The Median of medians
approach is very popular in quicksort
type partitioning algorithms to yield a fairly good pivot, such that it partitions the array uniformly. Its logic is given in Wikipedia as:
The chosen pivot is both less than and greater than half of the elements in the list of medians, which is around n/10 elements (1/2 * (n/5)) for each half. Each of these elements is a median of 5, making it less than 2 other elements and greater than 2 other elements outside the block. Hence, the pivot is less than 3(n/10) elements outside the block, and greater than another 3(n/10) elements outside the block. Thus the chosen median splits the elements somewhere between 30%/70% and 70%/30%, which assures worst-case linear behavior of the algorithm.
Can somebody explain it a bit lucidly for me. I am finding it difficult to understand the logic.
Think of the following set of numbers:
5 2 6 3 1
The median of these numbers is 3
. Now if you have a number n
, if n > 3
, then it is bigger than at least half of the numbers above. If n < 3
, then it is smaller than at least half of the numbers above.
So that is the idea. That is, for each set of 5 numbers, you get their median. Now you have n / 5
numbers. This is obvious.
Now if you get the median of those numbers (call it m
), it is bigger than half of them and smaller than the other half (by definition of median!).
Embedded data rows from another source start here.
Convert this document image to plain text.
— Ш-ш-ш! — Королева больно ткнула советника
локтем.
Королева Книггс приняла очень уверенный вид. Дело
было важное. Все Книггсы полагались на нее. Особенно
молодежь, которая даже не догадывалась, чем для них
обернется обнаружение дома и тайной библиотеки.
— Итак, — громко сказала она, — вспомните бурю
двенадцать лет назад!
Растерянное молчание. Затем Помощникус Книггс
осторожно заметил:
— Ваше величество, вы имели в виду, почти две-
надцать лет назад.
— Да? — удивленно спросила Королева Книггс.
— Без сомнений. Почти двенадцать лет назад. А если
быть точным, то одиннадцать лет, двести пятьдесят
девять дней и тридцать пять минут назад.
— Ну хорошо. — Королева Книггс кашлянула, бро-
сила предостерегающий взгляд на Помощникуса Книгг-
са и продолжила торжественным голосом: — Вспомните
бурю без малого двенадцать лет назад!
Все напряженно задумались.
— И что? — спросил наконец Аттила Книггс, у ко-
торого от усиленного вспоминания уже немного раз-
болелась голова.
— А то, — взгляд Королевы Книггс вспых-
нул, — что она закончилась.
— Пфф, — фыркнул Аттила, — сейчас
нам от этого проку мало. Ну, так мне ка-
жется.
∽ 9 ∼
In other words, m
is bigger than n / 10
numbers (which themselves were medians of small 5 element groups) and bigger than another n / 10
numbers (which again were medians of small 5 element groups).
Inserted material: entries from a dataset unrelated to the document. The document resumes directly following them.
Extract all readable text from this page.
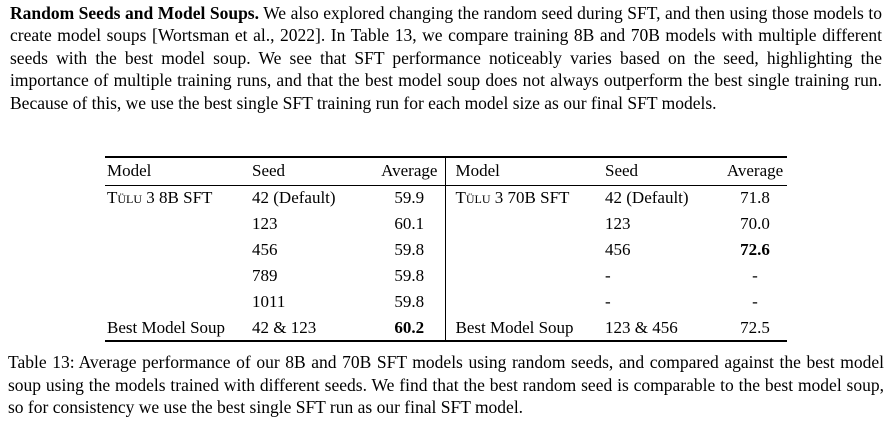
Random Seeds and Model Soups. We also explored changing the random seed during SFT, and then using those models to create model soups [Wortsman et al., 2022]. In Table 13, we compare training 8B and 70B models with multiple different seeds with the best model soup. We see that SFT performance noticeably varies based on the seed, highlighting the importance of multiple training runs, and that the best model soup does not always outperform the best single training run. Because of this, we use the best single SFT training run for each model size as our final SFT models.
Model	Seed	Average	Model	Seed	Average
Tülu 3 8B SFT	42 (Default)	59.9	Tülu 3 70B SFT	42 (Default)	71.8
	123	60.1		123	70.0
	456	59.8		456	72.6
	789	59.8		-	-
	1011	59.8		-	-
Best Model Soup	42 & 123	60.2	Best Model Soup	123 & 456	72.5
Table 13: Average performance of our 8B and 70B SFT models using random seeds, and compared against the best model soup using the models trained with different seeds. We find that the best random seed is comparable to the best model soup, so for consistency we use the best single SFT run as our final SFT model.
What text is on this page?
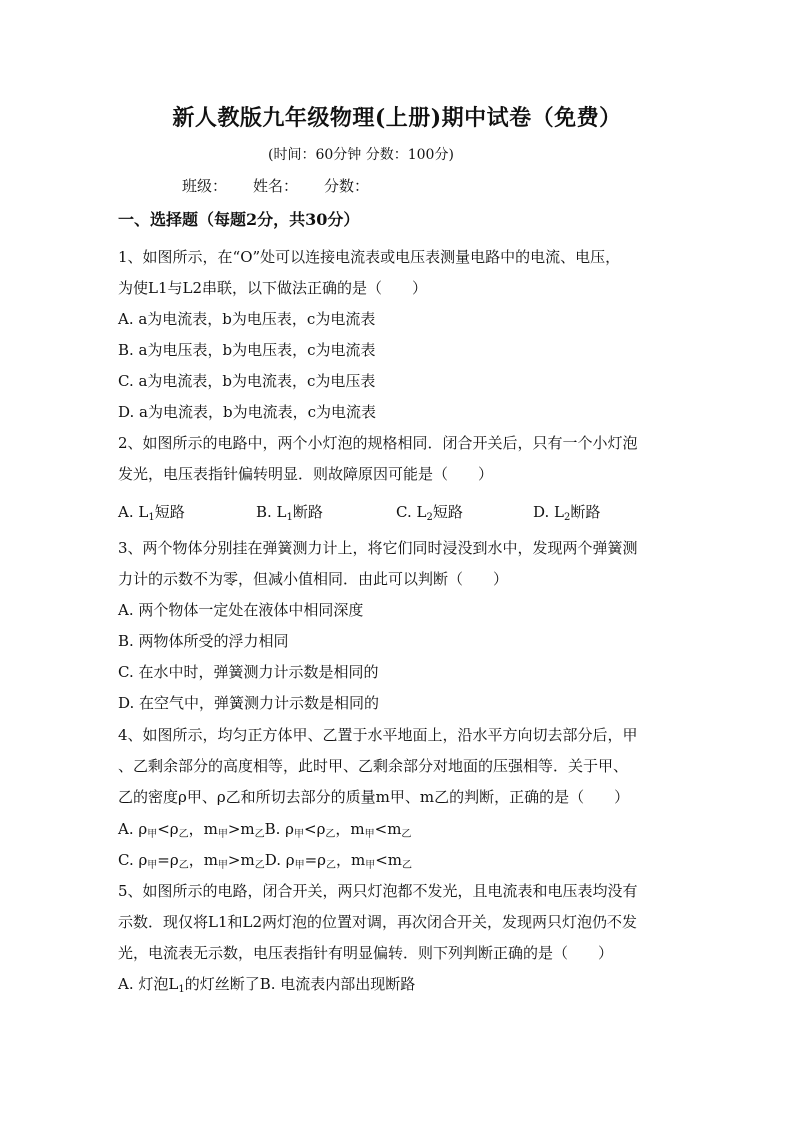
新人教版九年级物理(上册)期中试卷（免费）
(时间：60分钟 分数：100分)
班级： 姓名： 分数：
一、选择题（每题2分，共30分）
1、如图所示，在“O”处可以连接电流表或电压表测量电路中的电流、电压，
为使L1与L2串联，以下做法正确的是（　　）
A. a为电流表，b为电压表，c为电流表
B. a为电压表，b为电压表，c为电流表
C. a为电流表，b为电流表，c为电压表
D. a为电流表，b为电流表，c为电流表
2、如图所示的电路中，两个小灯泡的规格相同．闭合开关后，只有一个小灯泡
发光，电压表指针偏转明显．则故障原因可能是（　　）
A. $L_1$短路	B. $L_1$断路	C. $L_2$短路	D. $L_2$断路
3、两个物体分别挂在弹簧测力计上，将它们同时浸没到水中，发现两个弹簧测
力计的示数不为零，但减小值相同．由此可以判断（　　）
A. 两个物体一定处在液体中相同深度
B. 两物体所受的浮力相同
C. 在水中时，弹簧测力计示数是相同的
D. 在空气中，弹簧测力计示数是相同的
4、如图所示，均匀正方体甲、乙置于水平地面上，沿水平方向切去部分后，甲
、乙剩余部分的高度相等，此时甲、乙剩余部分对地面的压强相等．关于甲、
乙的密度ρ甲、ρ乙和所切去部分的质量m甲、m乙的判断，正确的是（　　）
A. $\rho_甲<\rho_乙$，$m_甲>m_乙B$. $\rho_甲<\rho_乙$，$m_甲<m_乙$
C. $\rho_甲=\rho_乙$，$m_甲>m_乙D$. $\rho_甲=\rho_乙$，$m_甲<m_乙$
5、如图所示的电路，闭合开关，两只灯泡都不发光，且电流表和电压表均没有
示数．现仅将L1和L2两灯泡的位置对调，再次闭合开关，发现两只灯泡仍不发
光，电流表无示数，电压表指针有明显偏转．则下列判断正确的是（　　）
A. 灯泡$L_1$的灯丝断了B. 电流表内部出现断路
In the example above, we saw that if the median is k
and you have m > k
, then m
is also bigger than 2 other numbers (that were themselves smaller than k
). This means that for each of those smaller 5 element groups where m
was bigger than its median, m
is also bigger than two other numbers. This makes it at least 3 numbers (2 numbers + the median itself) in each of those n / 10
small 5 element groups, that are smaller than m
. Hence, m
is at least bigger than 3n/10
numbers.
Similar logic for the number of elements m
is bigger than.